Metal‑free photocatalysts such as graphitic carbon nitride have attracted attention for CO₂ reduction because they avoid the cost and scarcity of noble metals. However, g‑C3N4 traditionally suffers from rapid photo‑induced degradation in vapor environments and limited electron‑hole separation, curbing its practical utility. Recent advances in single‑atom engineering provide a promising remedy, enabling precise tuning of electronic structures without compromising the material’s inherent advantages. By introducing isolated iodine atoms, researchers have created a new class of catalysts that combine structural robustness with tailored charge dynamics.

The iodine atoms serve a dual function: they bind to tri‑coordinated bridging nitrogen, reinforcing the C‑N‑C framework and preventing self‑decomposition, while the resulting C‑I bonds act as efficient pathways for photogenerated holes. This direct hole‑transfer channel accelerates in‑plane charge separation, reducing recombination losses. Moreover, the overlap between iodine‑modified nitrogen 2p orbitals and CO₂ 2p orbitals lowers the energy of CO₂ antibonding states, effectively priming the molecule for reduction. Such orbital hybridization is a subtle yet powerful lever that enhances catalytic activity without introducing foreign metals.
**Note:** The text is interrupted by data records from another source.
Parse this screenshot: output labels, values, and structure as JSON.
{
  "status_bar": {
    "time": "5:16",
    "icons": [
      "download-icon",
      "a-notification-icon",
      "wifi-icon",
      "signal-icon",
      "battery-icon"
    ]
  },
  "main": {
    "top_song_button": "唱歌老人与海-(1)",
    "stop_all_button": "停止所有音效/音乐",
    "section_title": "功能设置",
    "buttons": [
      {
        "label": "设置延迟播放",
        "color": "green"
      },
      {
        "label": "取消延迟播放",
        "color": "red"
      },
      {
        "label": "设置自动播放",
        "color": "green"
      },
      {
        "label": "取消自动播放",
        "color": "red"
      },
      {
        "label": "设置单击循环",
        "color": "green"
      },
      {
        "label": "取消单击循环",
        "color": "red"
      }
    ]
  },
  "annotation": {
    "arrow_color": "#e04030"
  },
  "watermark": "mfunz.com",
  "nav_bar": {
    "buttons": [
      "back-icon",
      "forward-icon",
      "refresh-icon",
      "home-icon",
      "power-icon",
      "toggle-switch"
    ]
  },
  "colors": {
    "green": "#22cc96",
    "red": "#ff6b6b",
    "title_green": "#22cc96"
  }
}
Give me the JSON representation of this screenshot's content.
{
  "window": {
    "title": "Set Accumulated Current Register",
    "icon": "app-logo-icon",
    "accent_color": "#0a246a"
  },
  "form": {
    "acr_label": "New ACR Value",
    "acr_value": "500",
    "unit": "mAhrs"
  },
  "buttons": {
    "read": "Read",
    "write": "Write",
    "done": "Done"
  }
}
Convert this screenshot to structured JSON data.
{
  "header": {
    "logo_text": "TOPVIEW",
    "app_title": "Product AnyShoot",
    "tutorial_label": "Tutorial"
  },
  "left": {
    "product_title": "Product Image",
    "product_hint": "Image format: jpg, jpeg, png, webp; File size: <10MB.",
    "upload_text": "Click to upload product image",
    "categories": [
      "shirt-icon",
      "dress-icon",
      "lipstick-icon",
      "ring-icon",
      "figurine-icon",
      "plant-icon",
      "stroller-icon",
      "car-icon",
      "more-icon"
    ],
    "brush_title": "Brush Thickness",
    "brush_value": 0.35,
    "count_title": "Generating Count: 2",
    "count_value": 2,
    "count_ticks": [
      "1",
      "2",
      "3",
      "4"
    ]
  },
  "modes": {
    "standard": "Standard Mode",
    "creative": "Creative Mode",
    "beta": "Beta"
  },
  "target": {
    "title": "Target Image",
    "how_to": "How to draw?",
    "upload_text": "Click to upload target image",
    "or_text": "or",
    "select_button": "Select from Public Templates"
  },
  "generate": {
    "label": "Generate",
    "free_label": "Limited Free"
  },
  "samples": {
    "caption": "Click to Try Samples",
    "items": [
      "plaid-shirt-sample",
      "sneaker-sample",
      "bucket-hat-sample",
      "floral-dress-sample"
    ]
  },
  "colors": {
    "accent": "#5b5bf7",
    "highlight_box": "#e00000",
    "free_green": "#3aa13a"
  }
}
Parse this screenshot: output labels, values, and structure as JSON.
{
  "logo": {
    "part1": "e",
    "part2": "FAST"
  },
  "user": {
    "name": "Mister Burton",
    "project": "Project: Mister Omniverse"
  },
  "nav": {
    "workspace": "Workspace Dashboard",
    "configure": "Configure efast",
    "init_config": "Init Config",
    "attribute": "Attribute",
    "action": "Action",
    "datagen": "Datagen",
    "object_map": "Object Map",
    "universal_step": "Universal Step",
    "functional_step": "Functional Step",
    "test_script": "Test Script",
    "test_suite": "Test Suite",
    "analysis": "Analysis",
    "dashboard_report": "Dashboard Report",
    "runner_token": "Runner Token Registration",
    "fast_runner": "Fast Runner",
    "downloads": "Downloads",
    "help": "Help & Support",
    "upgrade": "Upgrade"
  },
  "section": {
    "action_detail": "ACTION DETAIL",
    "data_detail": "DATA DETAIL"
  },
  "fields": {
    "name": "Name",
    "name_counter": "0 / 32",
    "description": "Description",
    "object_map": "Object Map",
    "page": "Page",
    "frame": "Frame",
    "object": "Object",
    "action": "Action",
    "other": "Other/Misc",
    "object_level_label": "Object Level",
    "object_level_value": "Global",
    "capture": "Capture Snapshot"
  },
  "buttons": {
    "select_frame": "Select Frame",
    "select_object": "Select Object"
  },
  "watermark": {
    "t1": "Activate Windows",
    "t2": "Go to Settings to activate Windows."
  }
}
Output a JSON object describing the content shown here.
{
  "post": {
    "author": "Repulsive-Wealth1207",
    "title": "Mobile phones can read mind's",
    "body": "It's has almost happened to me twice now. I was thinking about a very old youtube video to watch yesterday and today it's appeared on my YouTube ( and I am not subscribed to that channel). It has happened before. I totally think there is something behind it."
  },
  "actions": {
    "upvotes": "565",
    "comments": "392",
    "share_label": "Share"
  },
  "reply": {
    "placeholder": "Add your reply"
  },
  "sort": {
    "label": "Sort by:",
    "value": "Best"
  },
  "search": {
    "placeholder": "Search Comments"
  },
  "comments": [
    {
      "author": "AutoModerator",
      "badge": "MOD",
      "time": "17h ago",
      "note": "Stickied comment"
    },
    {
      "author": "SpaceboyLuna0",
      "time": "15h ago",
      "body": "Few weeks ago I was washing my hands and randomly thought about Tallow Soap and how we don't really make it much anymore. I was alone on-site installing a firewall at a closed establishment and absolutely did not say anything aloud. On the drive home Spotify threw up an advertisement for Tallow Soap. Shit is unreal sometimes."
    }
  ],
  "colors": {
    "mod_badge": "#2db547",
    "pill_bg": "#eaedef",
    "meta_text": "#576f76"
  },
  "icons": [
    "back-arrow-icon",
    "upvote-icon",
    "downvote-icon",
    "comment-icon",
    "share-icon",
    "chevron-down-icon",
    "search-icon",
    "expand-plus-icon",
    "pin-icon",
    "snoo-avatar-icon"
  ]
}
Performance metrics validate the design. Under simulated solar light the iodine‑single‑atom catalyst achieves CO production of 181 µmol g⁻¹ h⁻¹ and CH₄ generation of 16 µmol g⁻¹ h⁻¹, while visible‑light irradiation still yields over 90 µmol g⁻¹ h⁻¹ CO. These figures surpass many conventional g‑C3N4 systems and approach those of precious‑metal catalysts. The study not only expands synthetic routes for non‑metal single‑atom catalysts but also highlights the strategic importance of atomic‑scale engineering for sustainable CO₂ utilization, paving the way for greener fuel synthesis at scale.